Со своими главными противниками победитель обошелся по-разному. Фивам было вменено в обязанность вернуть изгнанников, которые должны были образовать новый совет беотархов (этот совет отправил прежних правителей Беотии в изгнание или приговорил к смерти). Беотийский союз прекратил свое существование, города получили самостоятельность — и вместе с нею олигархическое правление; были восстановлены городские общины Платей, Орхомена и Феспий; область Оропа, захваченную фиванцами у афинян двадцать лет назад, вернули Афинам; македонский гарнизон занял Кадмею — фиванский акрополь. Еще фиванцы потеряли представительство в совете амфиктионов. Что же касается Афин, для них условия оказались значительно легче, чем можно было ожидать. Город сохранял независимость, флот и основные клерухии (колонии) на Лемносе, Имбросе, Скиросе и Самосе, зато отказывался от притязаний на Херсонес Фракийский; Афинский морской союз[16]
распускался, и Афины становились членами панэллинского союза с Филиппом во главе.Нельзя не обратить внимание на то, сколь милостиво (это, пожалуй, самое точное слово) относился Филипп к Афинам; впоследствии подобное отношение к «городу смутьянов» будет характерно и для Александра. Когда в Афинах узнали об исходе битве при Херонее, город охватила паника: спешно созванное народное собрание постановило перевезти женщин и детей из окрестных поселений внутрь городских стен, многие зажиточные люди, наоборот, покидали город, оратор Гиперид предложил дать свободу рабам, а иноземцам даровать афинское гражданство, «чтобы все в полном единодушии сражались за отечество». Ремесленники не покладая рук чинили стены, другие горожане углубляли крепостные рвы, — нападение Филиппа на город ожидалось в любой момент. Но македонский царь не пошел на Афины. Причина этого, вероятнее всего, заключалась в том, что для всякого эллина Афины были символом Эллады, и покорить их силой означало признать свою принадлежность к варварам (именно варвары-персы захватили и разрушили город в 480–479 гг. до н. э.; спартанцы же, осаждавшие город во время Пелопоннесской войны, ограничились тем, что срыли Длинные стены). А поскольку Филипп, как говорилось выше, считал себя истинным эллином — и подчеркивал это при каждом удобном случае, — самая мысль о захвате Афин должна была казаться ему святотатством: одно дело — воевать с Афинами вне пределов Аттики и совсем другое — штурмовать легендарный город. Так или иначе, Афины почти не пострадали за свое упрямство.

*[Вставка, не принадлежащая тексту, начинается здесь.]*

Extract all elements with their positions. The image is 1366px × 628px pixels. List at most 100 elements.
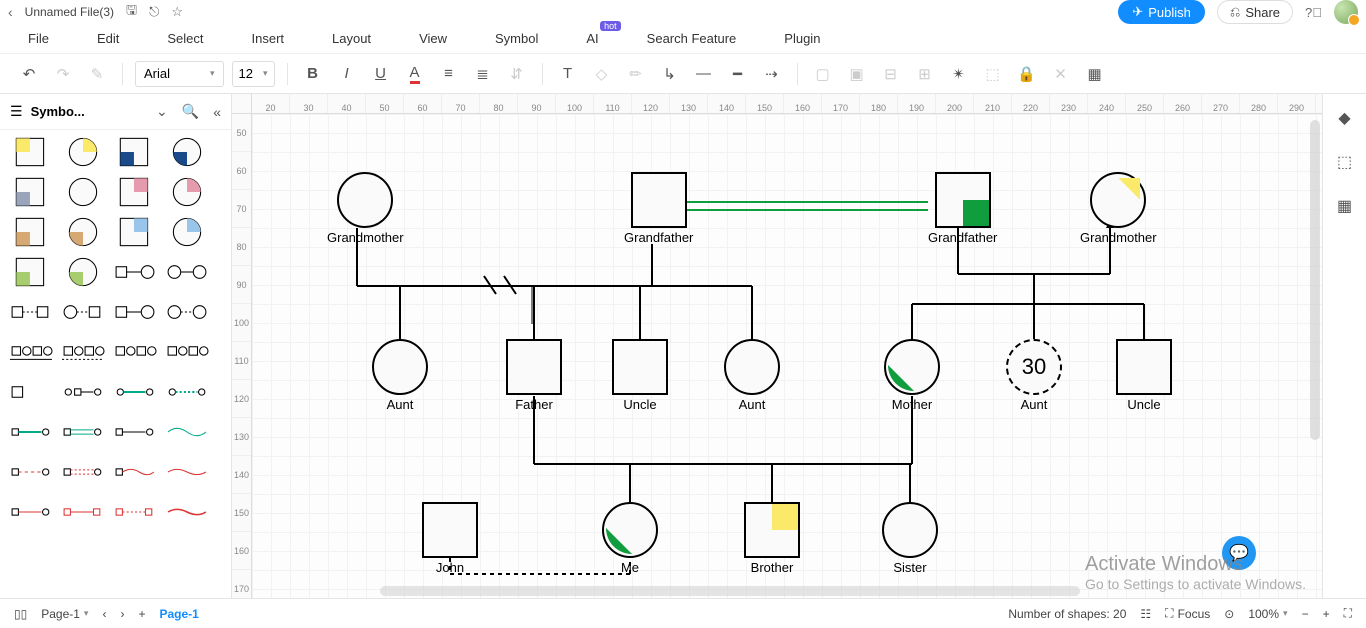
bring-front-icon[interactable]: ▣ [844,61,870,87]
menu-edit[interactable]: Edit [97,31,119,46]
underline-icon[interactable]: U [368,61,394,87]
node-brother[interactable]: Brother [744,502,800,575]
size-select[interactable]: 12▾ [232,61,275,87]
layers-icon[interactable]: ⬚ [1337,152,1352,172]
menu-file[interactable]: File [28,31,49,46]
symbol-item[interactable] [114,216,156,248]
symbol-item[interactable] [114,496,156,528]
fullscreen-icon[interactable]: ⛶ [1344,606,1352,621]
symbol-item[interactable] [114,456,156,488]
symbol-item[interactable] [10,176,52,208]
node-father[interactable]: Father [506,339,562,412]
spacing-icon[interactable]: ⇵ [504,61,530,87]
format-painter-icon[interactable]: ✎ [84,61,110,87]
symbol-item[interactable] [166,296,208,328]
send-back-icon[interactable]: ▢ [810,61,836,87]
align-h-icon[interactable]: ≡ [436,61,462,87]
line-weight-icon[interactable]: ━ [725,61,751,87]
chevron-down-icon[interactable]: ⌄ [156,103,168,120]
fit-icon[interactable]: ⊙ [1224,607,1234,621]
symbol-item[interactable] [62,136,104,168]
connector-icon[interactable]: ↳ [657,61,683,87]
symbol-item[interactable] [10,336,52,368]
symbol-item[interactable] [114,416,156,448]
symbol-item[interactable] [166,376,208,408]
symbol-item[interactable] [62,216,104,248]
arrow-style-icon[interactable]: ⇢ [759,61,785,87]
symbol-item[interactable] [10,456,52,488]
menu-ai[interactable]: AIhot [586,31,598,46]
external-icon[interactable]: ⎋ [149,4,159,20]
canvas[interactable]: Grandmother Grandfather Grandfather Gran… [252,114,1322,598]
focus-button[interactable]: ⛶ Focus [1165,606,1210,621]
node-sister[interactable]: Sister [882,502,938,575]
publish-button[interactable]: ✈Publish [1118,0,1205,24]
add-page-icon[interactable]: + [138,607,145,621]
node-aunt-2[interactable]: Aunt [724,339,780,412]
save-icon[interactable]: 🖫 [126,1,137,23]
node-grandfather-2[interactable]: Grandfather [928,172,997,245]
menu-plugin[interactable]: Plugin [784,31,820,46]
symbol-item[interactable] [62,176,104,208]
group-icon[interactable]: ⊞ [912,61,938,87]
node-uncle-1[interactable]: Uncle [612,339,668,412]
page-tab[interactable]: Page-1 [159,607,198,621]
crop-icon[interactable]: ⬚ [980,61,1006,87]
share-button[interactable]: ⎌Share [1217,0,1293,24]
avatar[interactable] [1334,0,1358,24]
page-select[interactable]: Page-1 ▾ [41,607,88,621]
node-me[interactable]: Me [602,502,658,575]
align-tool-icon[interactable]: ⊟ [878,61,904,87]
symbol-item[interactable] [10,496,52,528]
symbol-item[interactable] [114,256,156,288]
horizontal-scrollbar[interactable] [380,586,1080,596]
fill-tool-icon[interactable]: ◆ [1338,108,1350,128]
chat-bubble-icon[interactable]: 💬 [1222,536,1256,570]
symbol-item[interactable] [62,296,104,328]
menu-insert[interactable]: Insert [252,31,285,46]
symbol-item[interactable] [10,416,52,448]
node-aunt-3[interactable]: 30Aunt [1006,339,1062,412]
symbol-item[interactable] [62,496,104,528]
symbol-item[interactable] [166,216,208,248]
node-uncle-2[interactable]: Uncle [1116,339,1172,412]
tools-icon[interactable]: ✕ [1048,61,1074,87]
line-color-icon[interactable]: ✏ [623,61,649,87]
symbol-item[interactable] [166,496,208,528]
pages-icon[interactable]: ▯▯ [14,607,27,621]
symbol-item[interactable] [166,416,208,448]
search-icon[interactable]: 🔍 [182,103,199,120]
symbol-item[interactable] [10,296,52,328]
symbol-item[interactable] [166,256,208,288]
lock-icon[interactable]: 🔒 [1014,61,1040,87]
zoom-level[interactable]: 100% ▾ [1248,607,1287,621]
line-style-icon[interactable]: — [691,61,717,87]
node-grandfather-1[interactable]: Grandfather [624,172,693,245]
symbol-item[interactable] [10,256,52,288]
symbol-item[interactable] [114,336,156,368]
symbol-item[interactable] [10,216,52,248]
symbol-item[interactable] [166,336,208,368]
node-john[interactable]: John [422,502,478,575]
menu-view[interactable]: View [419,31,447,46]
symbol-item[interactable] [114,136,156,168]
font-color-icon[interactable]: A [402,61,428,87]
next-page-icon[interactable]: › [120,607,124,621]
help-icon[interactable]: ?⃝ [1305,5,1322,20]
symbol-item[interactable] [62,456,104,488]
vertical-scrollbar[interactable] [1310,120,1320,440]
back-icon[interactable]: ‹ [8,4,13,20]
effects-icon[interactable]: ✴ [946,61,972,87]
redo-icon[interactable]: ↷ [50,61,76,87]
symbol-item[interactable] [166,176,208,208]
star-icon[interactable]: ☆ [171,4,183,20]
symbol-item[interactable] [114,376,156,408]
menu-symbol[interactable]: Symbol [495,31,538,46]
prev-page-icon[interactable]: ‹ [102,607,106,621]
menu-select[interactable]: Select [167,31,203,46]
node-aunt-1[interactable]: Aunt [372,339,428,412]
node-grandmother-1[interactable]: Grandmother [327,172,404,245]
zoom-out-icon[interactable]: − [1302,607,1309,621]
symbol-item[interactable] [62,416,104,448]
font-select[interactable]: Arial▾ [135,61,224,87]
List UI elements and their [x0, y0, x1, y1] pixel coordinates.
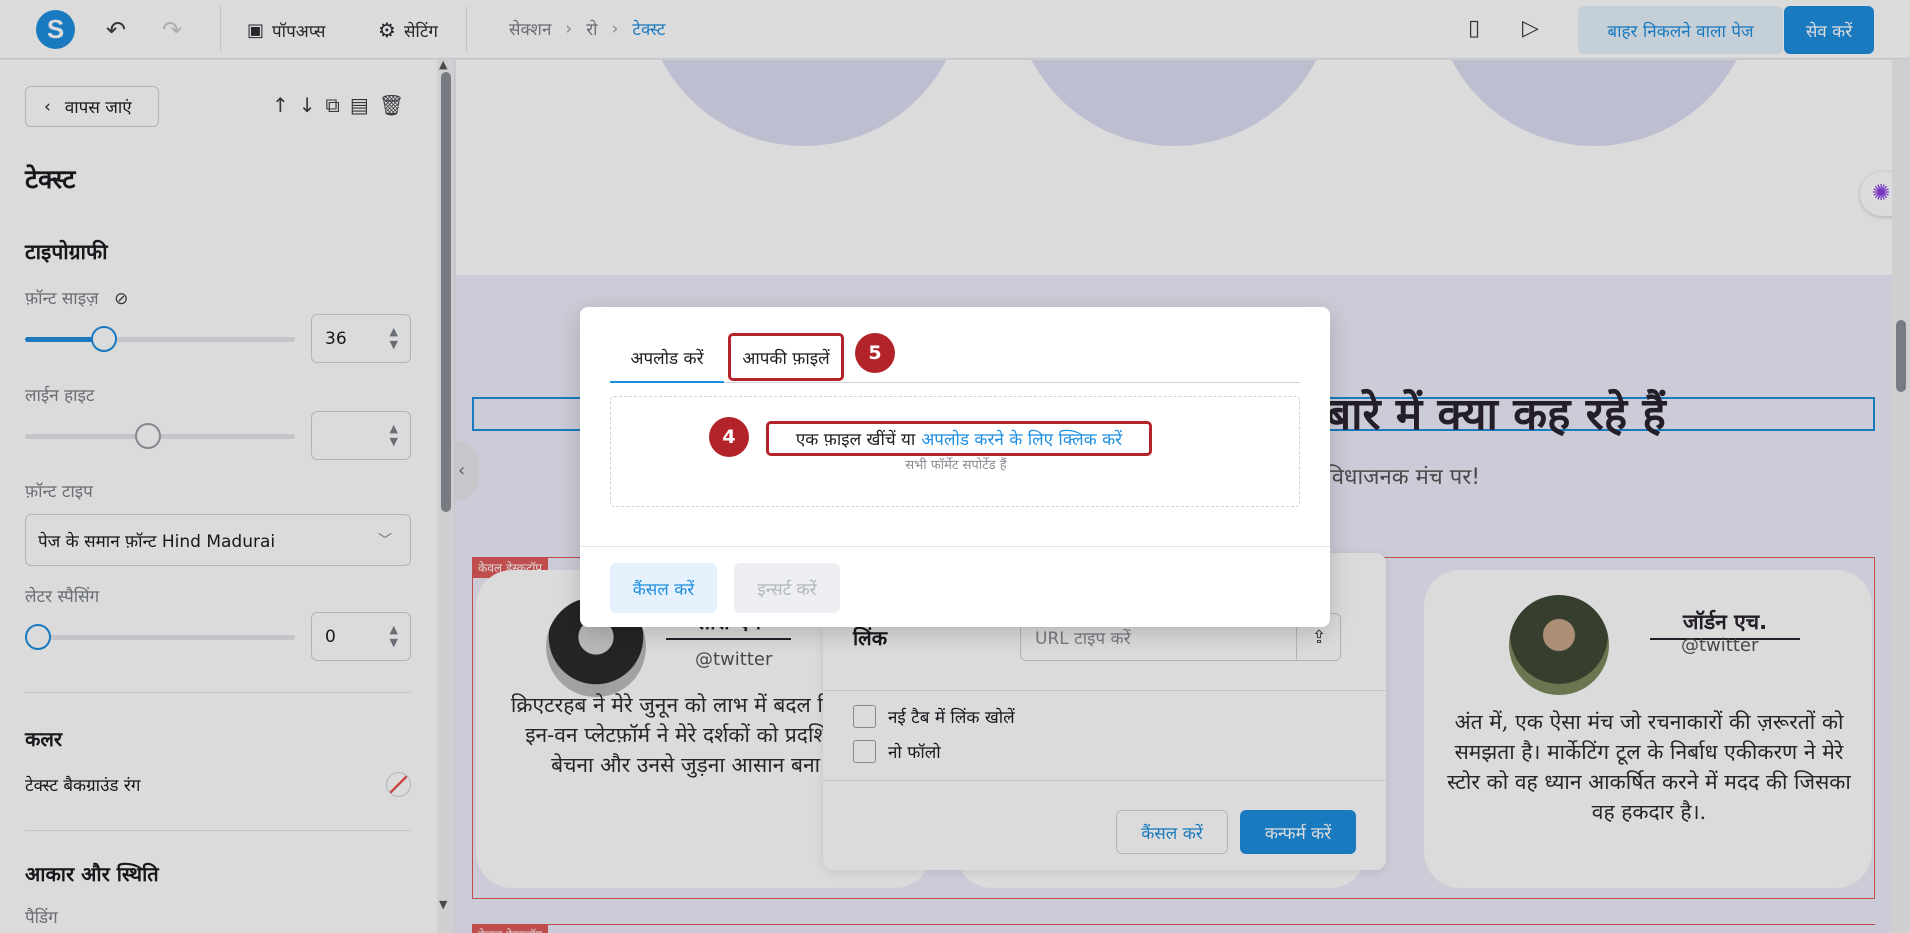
file-dropzone[interactable]: 4 एक फ़ाइल खींचें या अपलोड करने के लिए क… [610, 396, 1300, 507]
modal-insert-button[interactable]: इन्सर्ट करें [734, 563, 840, 613]
dropzone-prompt[interactable]: एक फ़ाइल खींचें या अपलोड करने के लिए क्ल… [766, 421, 1152, 456]
upload-link[interactable]: अपलोड करने के लिए क्लिक करें [921, 427, 1122, 450]
tab-your-files[interactable]: आपकी फ़ाइलें [728, 333, 844, 381]
step-marker: 4 [709, 417, 749, 457]
file-upload-modal: अपलोड करें आपकी फ़ाइलें 5 4 एक फ़ाइल खीं… [580, 307, 1330, 627]
modal-cancel-button[interactable]: कैंसल करें [610, 563, 717, 613]
tab-upload[interactable]: अपलोड करें [610, 333, 724, 383]
dropzone-text: एक फ़ाइल खींचें या [795, 430, 916, 450]
divider [580, 546, 1330, 547]
step-marker: 5 [855, 333, 895, 373]
dropzone-subtext: सभी फॉर्मेट सपोर्टेड हैं [905, 458, 1007, 473]
modal-tabs: अपलोड करें आपकी फ़ाइलें 5 [610, 333, 1300, 383]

Когда в собрании объявили об условиях мира с Филиппом, город возликовал. Тут же было решено оказать божественные почести Филиппу; самому царю, его сыну Александру и македонским полководцам Пармениону и Антипатру было даровано афинское гражданство, еще постановили воздвигнуть на агоре статую Филиппа-благодетеля. Против Демосфена как главного зачинщика антимакедонских выступлений едва ли не ежедневно возбуждались судебные разбирательства; позднее он так говорил об этом: «И… объединились люди, поставившие себе целью вредить мне, и стали против меня вносить письменные обвинения, требования отчетов… вообще все такого рода меры… Вы, конечно, знаете и помните, что первое время я привлекался к суду ежедневно, и тогда у этих людей не осталось неиспытанным против меня ни одно средство…» («За Ктесифонта о венке»).
А Филипп тем временем пересек Аттику и вступил в пределы Пелопоннеса. Появление македонской армии устрашило все полисы, за исключением Спарты; царь даровал мир Коринфу, Мегаре и другим недавним противникам — при условии, что в ряде городов Пелопоннеса встанут македонские гарнизоны. Кроме того, он определил границы Спарты с Аргосом, Мегалополем, Тегеей и Мессеной, в результате чего важнейшие дороги на полуостров оказались под присмотром тех, кто к спартанцам относился недружелюбно и на кого поэтому Филипп мог в известной степени положиться.